Marsh’s global climate and sustainability advisory team provide comprehensive climate risk services and support clients in assessing and quantifying how climate risks are likely to impact their businesses. Our analysis typically uses climate modelling to develop risk profiles for individual assets and/or across client portfolios, looking across future timelines and climate change scenarios. Once climate risks have been quantified, our team work with clients to detail the likely impact of these risks with respect to physical damage, disruption and associated financial losses. Marsh utilises its deep understanding of climate risk and resilience to deliver these services and works with our property risk and engineering risk colleagues to deliver practical recommendations.

 

➡️ What steps should companies take to build climate resilience? And how can they prepare for long-term climate uncertainties?

Improving resilience to long-term climate risks/uncertainties can be structured under three headings: 1) protecting assets from the physical impacts of climate change using protective measures and/or augmenting operational procedures to mitigate risk; 2)  improving resilience of assets and operations via a suite of physical and non-physical measures. This can include adapting assets to ensure that the impacts from climate-related events are minimised and disruption to operations are controlled – and looking at critical assets, infrastructure and supply chains to identify sensitivities and mitigate climate impacts by substitution and/or diversification; 3) emergency planning can demonstrate a level of climate preparedness and a management-level commitment to improving climate resilience.

 

➡️ How can companies integrate climate resilience into their business strategy? How can they ensure their business resilience does not come at the cost of societal climate resilience?
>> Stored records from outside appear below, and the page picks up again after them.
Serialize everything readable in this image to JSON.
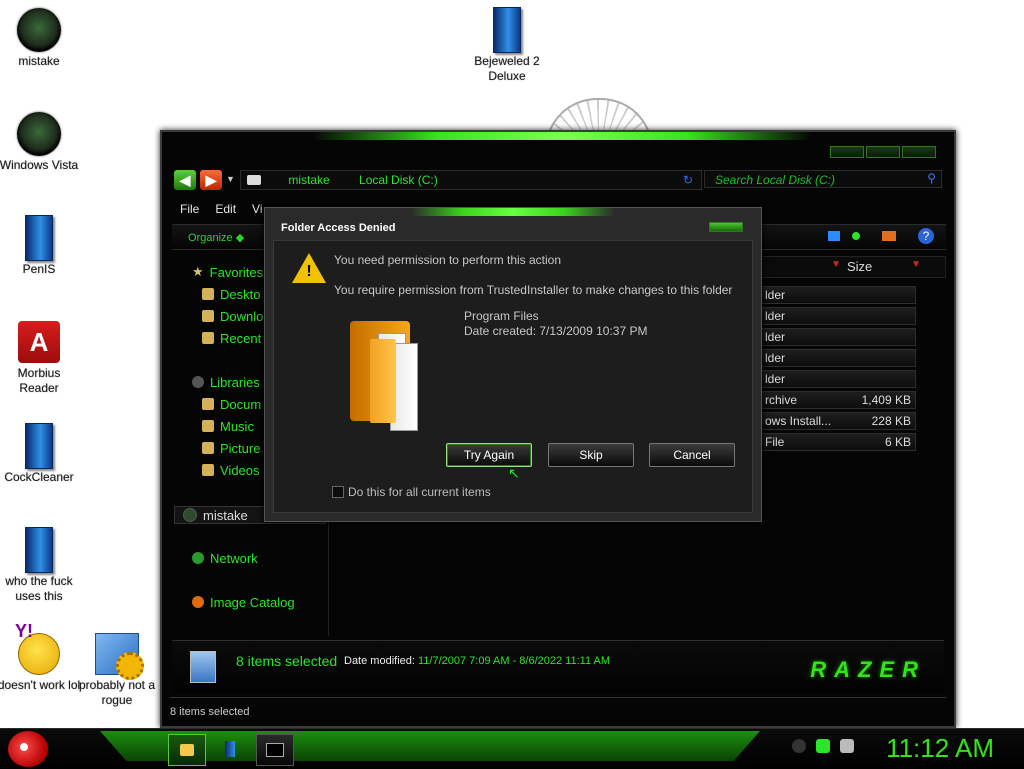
{
  "desktop": {
    "icons": [
      {
        "label": "mistake",
        "icon": "orb-icon"
      },
      {
        "label": "Bejeweled 2 Deluxe",
        "icon": "game-box-icon"
      },
      {
        "label": "Windows Vista",
        "icon": "recycle-orb-icon"
      },
      {
        "label": "PenIS",
        "icon": "game-box-icon"
      },
      {
        "label": "Morbius Reader",
        "icon": "pdf-icon"
      },
      {
        "label": "CockCleaner",
        "icon": "game-box-icon"
      },
      {
        "label": "who the fuck uses this",
        "icon": "game-box-icon"
      },
      {
        "label": "doesn't work lol",
        "icon": "yahoo-messenger-icon"
      },
      {
        "label": "probably not a rogue",
        "icon": "control-panel-icon"
      }
    ]
  },
  "explorer": {
    "address": {
      "segments": [
        "mistake",
        "Local Disk (C:)"
      ]
    },
    "search": {
      "placeholder": "Search Local Disk (C:)"
    },
    "menu": [
      "File",
      "Edit",
      "Vi"
    ],
    "command_bar": {
      "organize": "Organize"
    },
    "columns": {
      "size": "Size"
    },
    "nav": {
      "favorites": "Favorites",
      "favorite_items": [
        "Deskto",
        "Downlo",
        "Recent"
      ],
      "libraries": "Libraries",
      "library_items": [
        "Docum",
        "Music",
        "Picture",
        "Videos"
      ],
      "computer_item": "mistake",
      "network": "Network",
      "image_catalog": "Image Catalog"
    },
    "files": [
      {
        "type": "lder",
        "size": ""
      },
      {
        "type": "lder",
        "size": ""
      },
      {
        "type": "lder",
        "size": ""
      },
      {
        "type": "lder",
        "size": ""
      },
      {
        "type": "lder",
        "size": ""
      },
      {
        "type": "rchive",
        "size": "1,409 KB"
      },
      {
        "type": "ows Install...",
        "size": "228 KB"
      },
      {
        "type": "File",
        "size": "6 KB"
      }
    ],
    "details_pane": {
      "count": "8 items selected",
      "date_label": "Date modified:",
      "date_value": "11/7/2007 7:09 AM - 8/6/2022 11:11 AM",
      "brand": "RAZER"
    },
    "status": "8 items selected"
  },
  "dialog": {
    "title": "Folder Access Denied",
    "message": "You need permission to perform this action",
    "detail": "You require permission from TrustedInstaller to make changes to this folder",
    "item_name": "Program Files",
    "item_date": "Date created: 7/13/2009 10:37 PM",
    "buttons": {
      "try_again": "Try Again",
      "skip": "Skip",
      "cancel": "Cancel"
    },
    "checkbox": "Do this for all current items"
  },
  "taskbar": {
    "clock": "11:12 AM"
  }
}
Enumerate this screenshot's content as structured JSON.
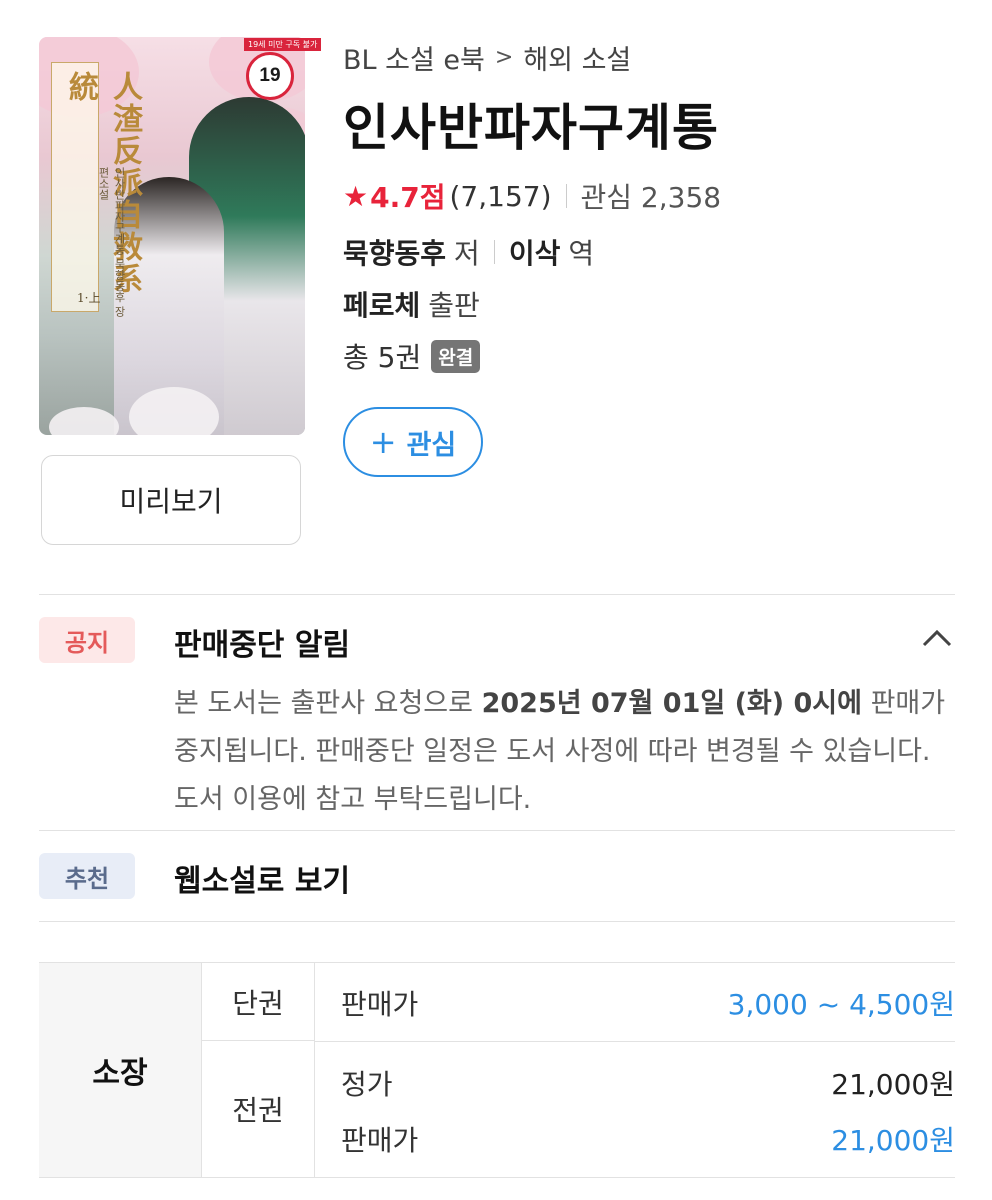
{
  "cover": {
    "age_rating": "19",
    "age_tag": "19세 미만 구독 불가",
    "title_text": "人渣反派自救系統",
    "subtitle_text": "인사반파자구계통 묵향동후 장편소설",
    "volume_text": "1·上"
  },
  "preview_label": "미리보기",
  "breadcrumb": {
    "category": "BL 소설 e북",
    "separator": ">",
    "subcategory": "해외 소설"
  },
  "title": "인사반파자구계통",
  "rating": {
    "star_icon": "star-icon",
    "score": "4.7점",
    "count": "(7,157)",
    "interest": "관심 2,358"
  },
  "author": {
    "name": "묵향동후",
    "role": "저"
  },
  "translator": {
    "name": "이삭",
    "role": "역"
  },
  "publisher": {
    "name": "페로체",
    "role": "출판"
  },
  "volumes": {
    "text": "총 5권",
    "status_badge": "완결"
  },
  "wish_button": {
    "icon": "plus-icon",
    "label": "관심"
  },
  "notice": {
    "tag": "공지",
    "title": "판매중단 알림",
    "body_prefix": "본 도서는 출판사 요청으로 ",
    "body_bold": "2025년 07월 01일 (화) 0시에",
    "body_suffix": " 판매가 중지됩니다. 판매중단 일정은 도서 사정에 따라 변경될 수 있습니다. 도서 이용에 참고 부탁드립니다."
  },
  "recommend": {
    "tag": "추천",
    "title": "웹소설로 보기"
  },
  "price_table": {
    "ownership_label": "소장",
    "single": {
      "label": "단권",
      "price_label": "판매가",
      "price": "3,000 ~ 4,500원"
    },
    "full": {
      "label": "전권",
      "list_price_label": "정가",
      "list_price": "21,000원",
      "sale_price_label": "판매가",
      "sale_price": "21,000원"
    }
  },
  "colors": {
    "accent_blue": "#2c8ee2",
    "rating_red": "#e8233a",
    "notice_bg": "#fde8e8",
    "reco_bg": "#e8edf7"
  }
}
Companies should seek to ‘layer’ climate resilience into their business via a gradual and consistent program of adaptation. This can include physical measures as described, but can also inform strategies on asset development, maintenance, refurbishment, etc. Growth plans should also consider the possible impacts from climate risks and decision-making on business location, product transportation, clients and supply chain. Integrating these elements into decision-making will allow a business to improve its resilience and consistently demonstrate its level of climate preparedness.

 

➡️ What do you think are the main roadblocks mining companies face in implementing effective climate risk strategies?

Mining companies often face several roadblocks in implementing effective climate risk strategies, including limited access to data and financial constraints. Additionally, there may be resistance to change within organisational cultures, as well as challenges in aligning short-term business objectives with long-term sustainability goals. Overcoming these barriers often requires strong leadership, support from climate risk experts, and a commitment to fostering a culture of resilience.

 

➡️ What role - if any - do regulations play in climate risk management in the mining industry?

Regulations play a critical role in climate risk management within the mining industry by establishing standards and frameworks that guide companies in their environmental practices. Regulatory requirements can drive companies to adopt more sustainable practices, enhance transparency, and invest in climate resilience measures. Companies must stay informed about evolving regulatory landscapes to ensure compliance and mitigate risks effectively.